Das Ende der Ära des „kleinen Spaniers“


In einem Jahrhundert ist die Durchschnittsgröße um 14 Zentimeter gestiegen

Das Vorurteil vom „kleinen Spanier“ ist schon seit mehreren Jahrzehnten eigentlich widerlegt. Doch erst jetzt gibt es wissenschaftliche Beweise dafür, dass die Durchschnittsgröße der Spanier längst nicht mehr zu den Kleinen gehört.

Barcelona – Nach einer Untersuchung, die an insgesamt 32.000 Personen in fünf Krankenhäusern in Katalonien, Andalusien, dem Baskenland und Aragonien durchgeführt wurde, hat sich die Größe der Spanier nicht nur dem Europa-Durchschnitt angepasst, nein sie übersteigt inzwischen sogar die Größe der US-Bürger. Die Ergebnisse offenbarten jedoch auch, dass die Spanier nicht nur in die Höhe, sondern auch in die Breite gegangen sind.

Seit 1988 sind die Männer in Spanien zwischen 1,4 bis 3,4 Zentimeter und die Frauen zwischen 2,6 und 4,2 Zentimeter gewachsen. Die Durchschnittsgröße der Männer liegt nunmehr bei 1,77 m und die der Frauen bei 1,63 m. „Nur die Schweden und Holländer sind nennenswert größer als die Spanier“, erklärt diesbezüglich Antonio Carrascosa, Arzt an einem der beteiligten Krankenhäuser. Vergleicht man diese Durchschnittsgröße mit den Registern, die beispielsweise früher vor dem Einzug in den Militärdienst gemacht wurden, wird deutlich, dass der Durchschnittsspanier heute rund 14 Zentimeter größer ist als noch vor einem Jahrhundert.

Sorge bereitet den Ärzten in diesem Zusammenhang jedoch die Tatsache, dass die Spanier im gleichen Zeitraum auch deutlich an Körpergewicht zugelegt haben, und zwar längst nicht in einer angemessenen Proportion. Der Untersuchung zufolge ist der Body-Mass-Index (PMI) der Spanier um 2,18 Punkte gestiegen. Der Durchschnitts-BMI der Männer liegt derzeit bei 23,6 und damit weit höher, als im übrigen Europa. Ein bisschen besser sieht es bei den Frauen aus, deren BMI noch innerhalb des EU-Durchschnitts liegt.
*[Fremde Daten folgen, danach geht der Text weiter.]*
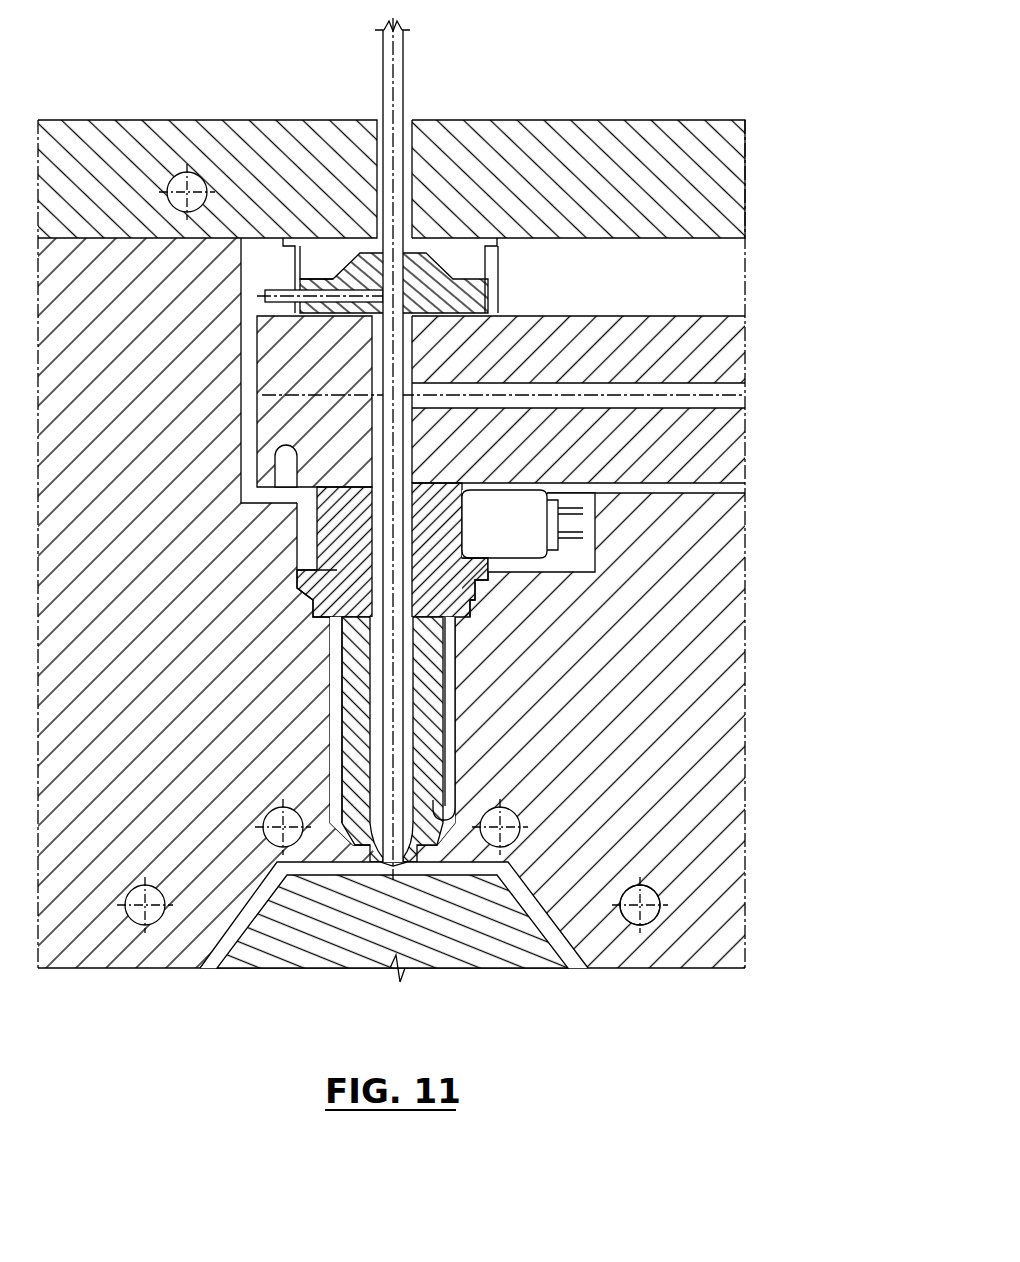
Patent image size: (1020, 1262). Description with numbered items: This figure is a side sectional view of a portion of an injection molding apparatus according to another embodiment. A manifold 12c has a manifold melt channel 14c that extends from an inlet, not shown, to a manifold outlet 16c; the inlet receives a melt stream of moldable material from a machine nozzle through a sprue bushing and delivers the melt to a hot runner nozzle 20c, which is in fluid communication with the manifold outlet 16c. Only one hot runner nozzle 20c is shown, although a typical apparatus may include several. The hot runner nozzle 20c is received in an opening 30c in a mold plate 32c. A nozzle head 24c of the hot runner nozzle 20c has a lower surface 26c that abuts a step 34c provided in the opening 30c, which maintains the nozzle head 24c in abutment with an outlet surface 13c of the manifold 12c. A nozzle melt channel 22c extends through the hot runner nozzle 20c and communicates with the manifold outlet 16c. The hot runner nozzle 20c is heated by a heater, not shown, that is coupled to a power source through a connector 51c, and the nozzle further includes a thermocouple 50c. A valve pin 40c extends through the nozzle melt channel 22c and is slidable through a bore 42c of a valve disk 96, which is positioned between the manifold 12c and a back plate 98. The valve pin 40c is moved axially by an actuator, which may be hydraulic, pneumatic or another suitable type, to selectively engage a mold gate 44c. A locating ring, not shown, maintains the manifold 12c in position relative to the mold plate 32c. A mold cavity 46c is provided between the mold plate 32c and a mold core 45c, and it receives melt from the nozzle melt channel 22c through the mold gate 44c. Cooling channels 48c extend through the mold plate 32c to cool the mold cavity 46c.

The valve pin 40c is at (395, 77).
The back plate 98 is at (705, 153).
The bore 42c is at (395, 268).
The valve disk 96 is at (470, 298).
The manifold 12c is at (705, 335).
The manifold melt channel 14c is at (725, 382).
The outlet surface 13c is at (715, 491).
The manifold outlet 16c is at (292, 508).
The connector 51c is at (535, 512).
The nozzle head 24c is at (312, 572).
The lower surface 26c is at (313, 626).
The step 34c is at (467, 601).
The hot runner nozzle 20c is at (346, 718).
The mold plate 32c is at (650, 690).
The nozzle melt channel 22c is at (330, 742).
The thermocouple 50c is at (460, 722).
The opening 30c is at (333, 787).
The cooling channels 48c is at (645, 893).
The mold core 45c is at (370, 935).
The mold gate 44c is at (398, 868).
The mold cavity 46c is at (201, 968).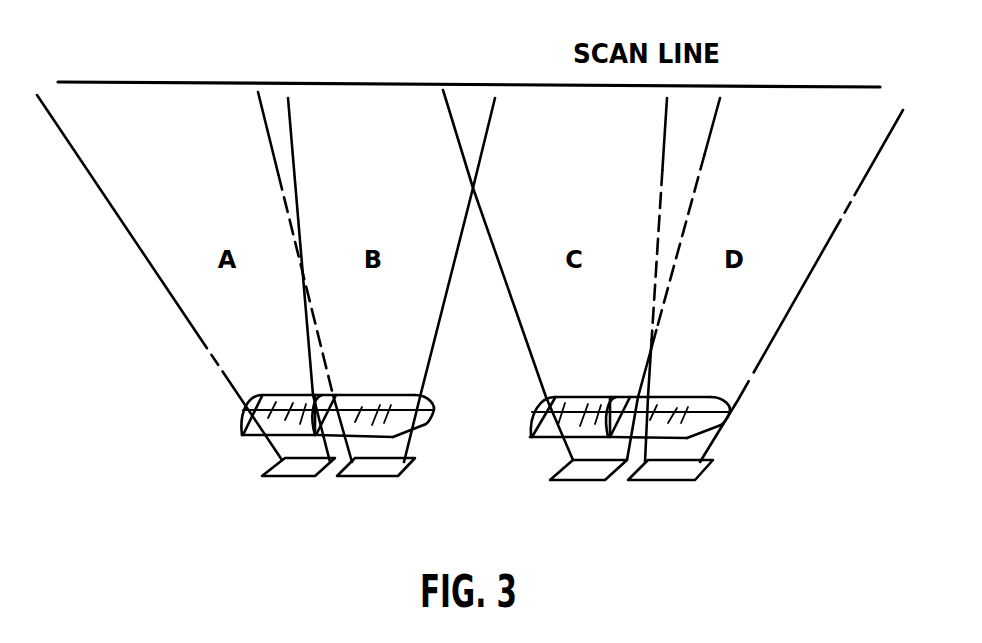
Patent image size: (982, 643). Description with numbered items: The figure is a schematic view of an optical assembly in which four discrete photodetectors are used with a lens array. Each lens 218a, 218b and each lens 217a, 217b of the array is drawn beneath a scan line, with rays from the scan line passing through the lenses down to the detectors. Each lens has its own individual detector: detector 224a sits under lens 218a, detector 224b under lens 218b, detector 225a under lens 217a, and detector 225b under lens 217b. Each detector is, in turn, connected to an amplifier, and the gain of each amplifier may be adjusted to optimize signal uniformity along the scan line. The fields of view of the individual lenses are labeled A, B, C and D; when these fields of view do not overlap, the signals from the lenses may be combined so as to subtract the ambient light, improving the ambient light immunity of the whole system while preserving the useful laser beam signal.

The lens 217a is at (533, 438).
The lens 217b is at (705, 440).
The lens 218a is at (242, 436).
The lens 218b is at (426, 438).
The detector 224a is at (275, 480).
The detector 224b is at (340, 478).
The detector 225a is at (604, 481).
The detector 225b is at (676, 481).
Besonders deutlich wird diese Problematik am Beispiel der Kinder. Während vor 20 Jahren nur etwa 5% von Übergewicht bzw. Fettleibigkeit betroffen waren, so sind es heute bereits 15%. Die Ursache für diese Tendenz wird, wenn wundert’s, auf übermäßige Kalorien-Zufuhr und mangelnde Bewegung zurückgeführt. Aber auch die Erbmasse spielt nach Meinung der Mediziner eine Rolle. Denn wegen mangelnder Lebensmittel haben schon zu Urzeiten nur diejenigen überlebt, die über sogenannte Energiespar-Gene verfügten.